Она бросилась к телефону. Кто-то из соседей уже стучал ей в дверь, спрашивая, что произошло. Первым Маша набрала номер сотового телефона Марианны. Больше обратиться было не к кому.
– Марьяша! – вырвался у нее просто животный стон. – Приезжай немедленно! Никифоровна была права!
– Что ты несешь? – спокойно спросила Марианна. – Возьми себя в руки. Я не могу все бросить и нестись к тебе. Что произошло?
– Ибрай мертв,
– Что?! – воскликнула Марианна. – Ты дома?
– Да, – затараторила Маша. – Они подрались. Из-за наркоты, наверное. Тут чемодан открытый стоит. У Алькена из живота торчит нож. Обрез там рядом валяется. Я…
– Я приеду вместе с капитаном Уховым, – сказала Марианна. – Звони в милицию. Немедленно. И в «Скорую». Мы выезжаем.
Глава 18
Год 1995-й. Вторник, 28 марта
Владимир Вениаминович остановился в дверях Машиного подъезда. Мокрые брюки неприятно прилипли к телу. Ему было противно.
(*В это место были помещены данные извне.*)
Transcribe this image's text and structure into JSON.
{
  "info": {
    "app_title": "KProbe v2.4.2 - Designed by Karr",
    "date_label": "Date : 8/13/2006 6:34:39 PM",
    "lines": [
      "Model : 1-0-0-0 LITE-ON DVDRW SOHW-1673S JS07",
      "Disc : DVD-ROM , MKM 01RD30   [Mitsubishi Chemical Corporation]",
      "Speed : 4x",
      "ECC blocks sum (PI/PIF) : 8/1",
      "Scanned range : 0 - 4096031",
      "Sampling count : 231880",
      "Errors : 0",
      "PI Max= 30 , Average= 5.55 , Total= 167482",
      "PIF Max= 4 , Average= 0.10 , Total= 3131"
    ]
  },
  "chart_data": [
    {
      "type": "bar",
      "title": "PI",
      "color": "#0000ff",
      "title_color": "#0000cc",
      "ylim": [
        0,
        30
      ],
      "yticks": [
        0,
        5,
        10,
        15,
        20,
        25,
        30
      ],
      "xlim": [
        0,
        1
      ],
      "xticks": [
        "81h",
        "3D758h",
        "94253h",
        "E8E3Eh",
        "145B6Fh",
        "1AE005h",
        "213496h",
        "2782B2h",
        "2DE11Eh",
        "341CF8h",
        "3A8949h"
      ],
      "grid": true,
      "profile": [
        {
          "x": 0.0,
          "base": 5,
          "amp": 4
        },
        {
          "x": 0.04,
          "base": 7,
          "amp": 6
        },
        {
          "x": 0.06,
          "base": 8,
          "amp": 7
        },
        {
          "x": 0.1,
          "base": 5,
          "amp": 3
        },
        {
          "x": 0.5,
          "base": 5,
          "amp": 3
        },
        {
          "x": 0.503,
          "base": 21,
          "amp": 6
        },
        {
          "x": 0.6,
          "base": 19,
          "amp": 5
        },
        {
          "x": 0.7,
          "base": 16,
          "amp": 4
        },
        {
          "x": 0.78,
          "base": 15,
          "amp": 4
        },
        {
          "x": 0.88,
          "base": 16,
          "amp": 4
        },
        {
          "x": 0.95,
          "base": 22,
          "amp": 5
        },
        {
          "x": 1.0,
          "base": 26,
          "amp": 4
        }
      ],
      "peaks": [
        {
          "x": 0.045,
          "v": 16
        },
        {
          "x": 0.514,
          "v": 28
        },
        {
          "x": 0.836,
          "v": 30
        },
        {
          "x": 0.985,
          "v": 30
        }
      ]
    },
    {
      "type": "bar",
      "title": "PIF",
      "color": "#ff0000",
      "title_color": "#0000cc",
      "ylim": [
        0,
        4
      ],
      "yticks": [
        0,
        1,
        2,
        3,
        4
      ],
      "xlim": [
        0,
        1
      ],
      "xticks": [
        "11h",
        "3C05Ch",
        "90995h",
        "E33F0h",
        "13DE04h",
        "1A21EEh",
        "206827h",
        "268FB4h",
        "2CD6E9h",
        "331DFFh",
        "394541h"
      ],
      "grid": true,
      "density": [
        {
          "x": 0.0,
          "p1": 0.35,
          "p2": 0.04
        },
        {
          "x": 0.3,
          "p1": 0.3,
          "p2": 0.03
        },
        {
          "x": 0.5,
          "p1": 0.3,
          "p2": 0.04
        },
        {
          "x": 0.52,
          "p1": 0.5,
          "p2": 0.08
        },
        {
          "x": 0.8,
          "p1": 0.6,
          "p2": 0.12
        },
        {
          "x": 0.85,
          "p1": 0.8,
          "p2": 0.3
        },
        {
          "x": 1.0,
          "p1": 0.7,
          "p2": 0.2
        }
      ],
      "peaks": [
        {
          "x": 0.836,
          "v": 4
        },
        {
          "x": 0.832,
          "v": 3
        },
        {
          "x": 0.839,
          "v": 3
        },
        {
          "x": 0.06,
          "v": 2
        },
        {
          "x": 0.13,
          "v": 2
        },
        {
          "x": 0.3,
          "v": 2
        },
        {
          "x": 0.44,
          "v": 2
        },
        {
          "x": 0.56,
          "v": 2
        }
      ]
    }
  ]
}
Чувство брезгливости вызывали не только пропитанные мочой брюки, но и Маша… Разве мог он предположить, что она до него была с этим чуркой?! Она же грязная. Владимир Вениаминович всегда считал женщин, побывавших в постели чурок, грязными. Как она могла?! Да если бы Владимир Вениаминович знал об этом, то никогда бы с ней не связался… Но она показалась ему такой миленькой, и ему требовалось, чтобы кто-то сопровождал его на презентации и фуршеты. Маша же роль дамы для эскорта выучила прекрасно, отточила мастерство.
А куда она сопровождала этого узкоглазого? Вдруг кто-нибудь из партнеров видел Машу вначале с этим чуркой, а потом с Владимиром Вениаминовичем… Надо надеяться, что не видел, иначе… Что иначе? Мало ему последнего шантажа. И так сыт по горло. Если бы только постоянно не думать о том, что его в неприглядном виде прямо сейчас могут увидеть другие! Те, кому отправили видеокассеты. Если уже отправили, конечно.
Веру, жену, брать с собой никуда больше нельзя. Она погрузнела, на лице появились признаки, ясно показывающие, что женщина пьет. Она очень изменилась. От той молодой, симпатичной, худенькой девушки, с которой он познакомился пятнадцать лет назад, не осталось и следа. Он тогда все удивлялся, что у нее уже есть ребенок: в двадцать три она выглядела на шестнадцать.
К тому же Вера могла его опозорить (и тогда стыдиться пришлось бы не только ее внешнего вида). Выпив, Вера не могла сдерживаться: она теряла контроль над языком и на людях могла выдать такое…
Она и выдала, стерва, звезда экрана. И как только вышла на этих мерзавцев? И кто в фирме постарался? Кто его снимал? Всех бы уволил, гадов… Но кто тогда будет работать? Вот если бы точно выяснить, кто, он бы ему устроил…
А Верка-то, Верка… Он ее пятнадцать лет кормит-поит, а она, неблагодарная тварь, выдает перед камерой…
Но больше всего Владимира Вениаминовича беспокоил Эдик. Кассета с Веркой – черт с ней. Ну разошлют ее по различным адресам – ну и что? Посмеются мужики. И какое кому дело до того, что происходит у него дома? Ругается с женой, орет на нее, бьет иногда. В общем, ничего такого особенного. Многие так. Может, поменьше, а может, и побольше. На Машку-то, например, не орал, а следовало бы. На такую сучку. С узкоглазым, с чуркой связалась! И не бил ее Владимир Вениаминович, вообще ни разу не ударил. Но теперь ей от чурки хорошо достанется. Узкоглазый ее повоспитывает.